Morreu cedo de câncer de bexiga; Julia e seus cinco filhos seguiram para Munique e às artes. Mas com seus problemas, falecendo aos 72, em hotel de segunda. Gostava de encenar (uma filha atriz) e escrever (dois filhos escritores). Desconfiava da inversão de Thomas e depressão de suas filhas, que se mataram.

Provavelmente personalidade poderosa: em seu Morte em Veneza, a descrição da mãe do jovem diz-se lastreada naquilo Thomas Mann viu adolescente. É bem provável.

A casa que visitei é a sede da antiga fazenda Boa Vista, onde o avô de Mann decidia seus negócios e organizava a venda das safras de café, açúcar e cachaça. Deve ter sido construída pelo começo do século XIX, em vista do grande desenvolvimento que ocorria na região e no próximo vale do rio Paraíba, em relação ao café.

Porém para os padrões observados, dir-se-ia relativamente modesta.

E linda!

Magnificamente situada, com vista para toda a baia de Parati e à própria cidade, à distância. Pelo entendido de conversa por lá tive, algum empresário suíço comprou, desejava fazer algo como um condomínio de mansões em volta (são 225.000 metros quadrados de área) mas os órgãos de restauro e conservação impediram (o que reputo excelente). Me parece em função disto o imóvel foi parcialmente recuperado para não desabar; e nada mais.

As fotos dizem mais, da casa onde nasceu Julia.

É um lindo lugar, valeria o restauro, mas diria talvez Herr Mann: „ Alles muß bezahlt werden.“ (3)



(1) Jornal da USP/ 2003
(2) Grifo meu, pelo absurdo da manifestação de Mann.
(3) “Tudo deve ser pago”, disse Mann quando a Alemanha começou a ser severamente bombardeada durante a última grande guerra. Por aqui, pelo visto, também.

Julia Mann e parte de seus filhos. A brasileira de pai alemão provavelmente era fortíssima personalidade.

Ainda lindo o local, seda da Fazenda Boa Vista, do pai da Julia, Johann. Mas a pressão para lotear o troço é grande. Ironicamente o lixão de Parati, ao lado, esvaziou alguns ímpetos maiores.

O restauro foi mínimo, para não se perder a construção.
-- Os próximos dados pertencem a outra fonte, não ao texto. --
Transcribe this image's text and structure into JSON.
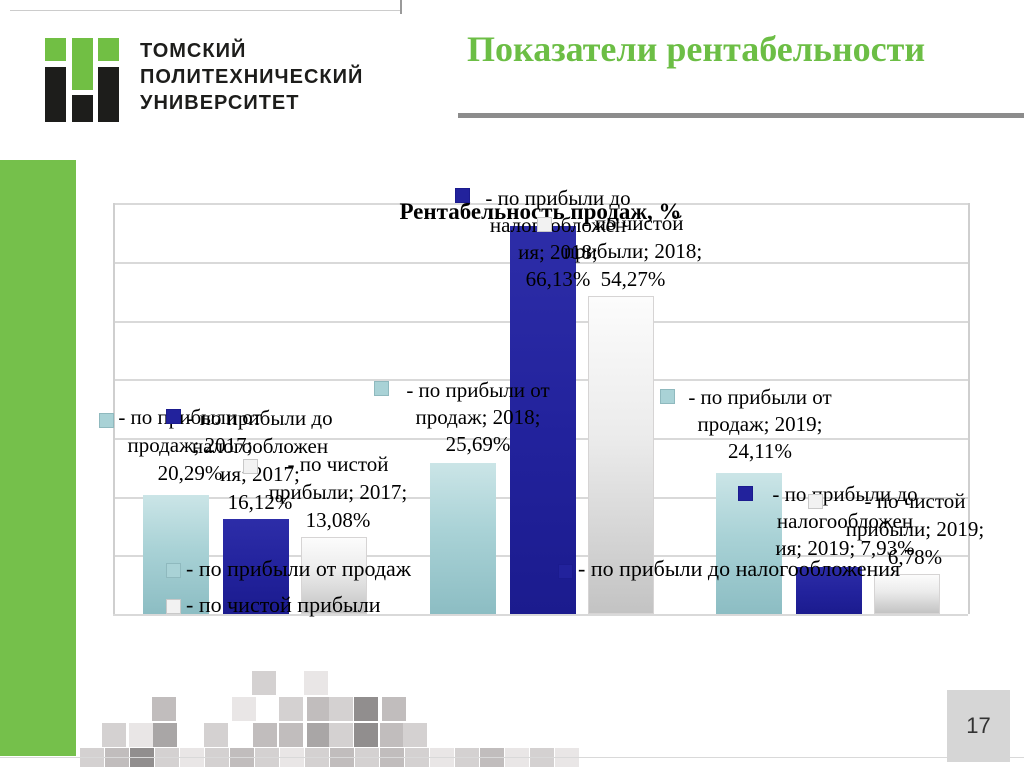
{
  "header": {
    "title": "Показатели рентабельности",
    "logo_lines": [
      "ТОМСКИЙ",
      "ПОЛИТЕХНИЧЕСКИЙ",
      "УНИВЕРСИТЕТ"
    ]
  },
  "footer": {
    "page_number": "17"
  },
  "colors": {
    "title_green": "#6cbe45",
    "logo_green": "#71bf44",
    "sidebar_green": "#75c04b",
    "divider_gray": "#8c8c8c",
    "series_sales": "#a9d2d6",
    "series_pretax": "#22229c",
    "series_net": "#efefef"
  },
  "chart_data": {
    "type": "bar",
    "title": "Рентабельность продаж, %",
    "categories": [
      "2017",
      "2018",
      "2019"
    ],
    "series": [
      {
        "name": "по прибыли от продаж",
        "key": "sales",
        "values": [
          20.29,
          25.69,
          24.11
        ]
      },
      {
        "name": "по прибыли до налогообложения",
        "key": "pretax",
        "values": [
          16.12,
          66.13,
          7.93
        ]
      },
      {
        "name": "по чистой прибыли",
        "key": "net",
        "values": [
          13.08,
          54.27,
          6.78
        ]
      }
    ],
    "ylim": [
      0,
      70
    ],
    "grid": true,
    "legend_position": "bottom",
    "legend_entries": [
      "- по прибыли от продаж",
      "- по прибыли до налогообложения",
      "- по чистой прибыли"
    ],
    "data_labels": [
      {
        "series": 0,
        "category": "2017",
        "value": "20,29%",
        "lines": [
          "- по прибыли от",
          "продаж; 2017;",
          "20,29%"
        ]
      },
      {
        "series": 1,
        "category": "2017",
        "value": "16,12%",
        "lines": [
          "- по прибыли до",
          "налогообложен",
          "ия; 2017;",
          "16,12%"
        ]
      },
      {
        "series": 2,
        "category": "2017",
        "value": "13,08%",
        "lines": [
          "- по чистой",
          "прибыли; 2017;",
          "13,08%"
        ]
      },
      {
        "series": 0,
        "category": "2018",
        "value": "25,69%",
        "lines": [
          "- по прибыли от",
          "продаж; 2018;",
          "25,69%"
        ]
      },
      {
        "series": 1,
        "category": "2018",
        "value": "66,13%",
        "lines": [
          "- по прибыли до",
          "налогообложен",
          "ия; 2018;",
          "66,13%"
        ]
      },
      {
        "series": 2,
        "category": "2018",
        "value": "54,27%",
        "lines": [
          "- по чистой",
          "прибыли; 2018;",
          "54,27%"
        ]
      },
      {
        "series": 0,
        "category": "2019",
        "value": "24,11%",
        "lines": [
          "- по прибыли от",
          "продаж; 2019;",
          "24,11%"
        ]
      },
      {
        "series": 1,
        "category": "2019",
        "value": "7,93%",
        "lines": [
          "- по прибыли до",
          "налогообложен",
          "ия; 2019; 7,93%"
        ]
      },
      {
        "series": 2,
        "category": "2019",
        "value": "6,78%",
        "lines": [
          "- по чистой",
          "прибыли; 2019;",
          "6,78%"
        ]
      }
    ]
  }
}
É um lindo padrão, com a vista bem escolhida, além da encantadora varanda.

Nos fundos da sede, provavelmente parte do engenho de então; a cachaça era artigo de exportação.

As pedras pelo visto eram aglomeradas e mantidas com alguma mistura de argamassa à base de sangue de baleia.

Valeria o restauro, pelo apoio oferecido pela família Mann e o consulado alemão do Rio de Janeiro, mas a especulação imobiliária e a disputa dos orgãos de proteção alonga o processo.